Minimum Width for Deep, Narrow MLP: A Diffeomorphism Approach

TL;DR

This paper establishes a geometric framework to determine the minimum width of deep, narrow MLPs needed for universal approximation, using diffeomorphism approximation and the Whitney embedding theorem.

Contribution

It introduces a purely geometrical function to compute the minimum width for universality in deep MLPs based on input and output dimensions.

Findings

Upper bound for minimum width: max(2d_x+1, d_y) + alpha(sigma)

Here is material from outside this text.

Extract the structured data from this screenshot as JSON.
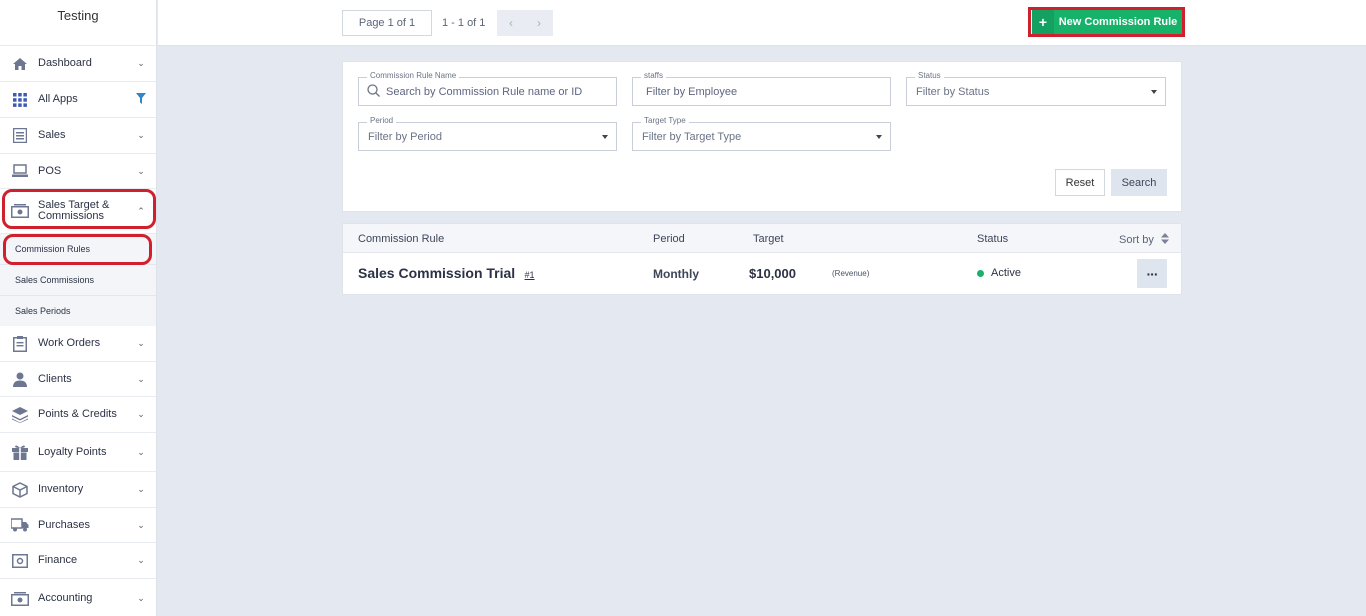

Lower bound for width when d_x = d_y = 2: at least 4

Deep MLPs can approximate C^2-diffeomorphisms with small additional width.

Abstract

Recently, there has been a growing focus on determining the minimum width requirements for achieving the universal approximation property in deep, narrow Multi-Layer Perceptrons (MLPs). Among these challenges, one particularly challenging task is approximating a continuous function under the uniform norm, as indicated by the significant disparity between its lower and upper bounds. To address this problem, we propose a framework that simplifies finding the minimum width for deep, narrow MLPs into determining a purely geometrical function denoted as $w(d_x, d_y)$. This function relies solely on the input and output dimensions, represented as $d_x$ and $d_y$, respectively. Two key steps support this framework. First, we demonstrate that deep, narrow MLPs, when provided with a small additional width, can approximate a $C^2$-diffeomorphism. Subsequently, using this result, we prove that $w(d_x, d_y)$ equates to the optimal minimum width required for deep, narrow MLPs to achieve universality. By employing the aforementioned framework and the Whitney embedding theorem, we provide an upper bound for the minimum width, given by $\operatorname{max}(2d_x+1, d_y) + \alpha(\sigma)$, where $0 \leq \alpha(\sigma) \leq 2$ represents a constant depending on the activation function. Furthermore, we provide a lower bound of $4$ for the minimum width in cases where the input and output dimensions are both equal to two.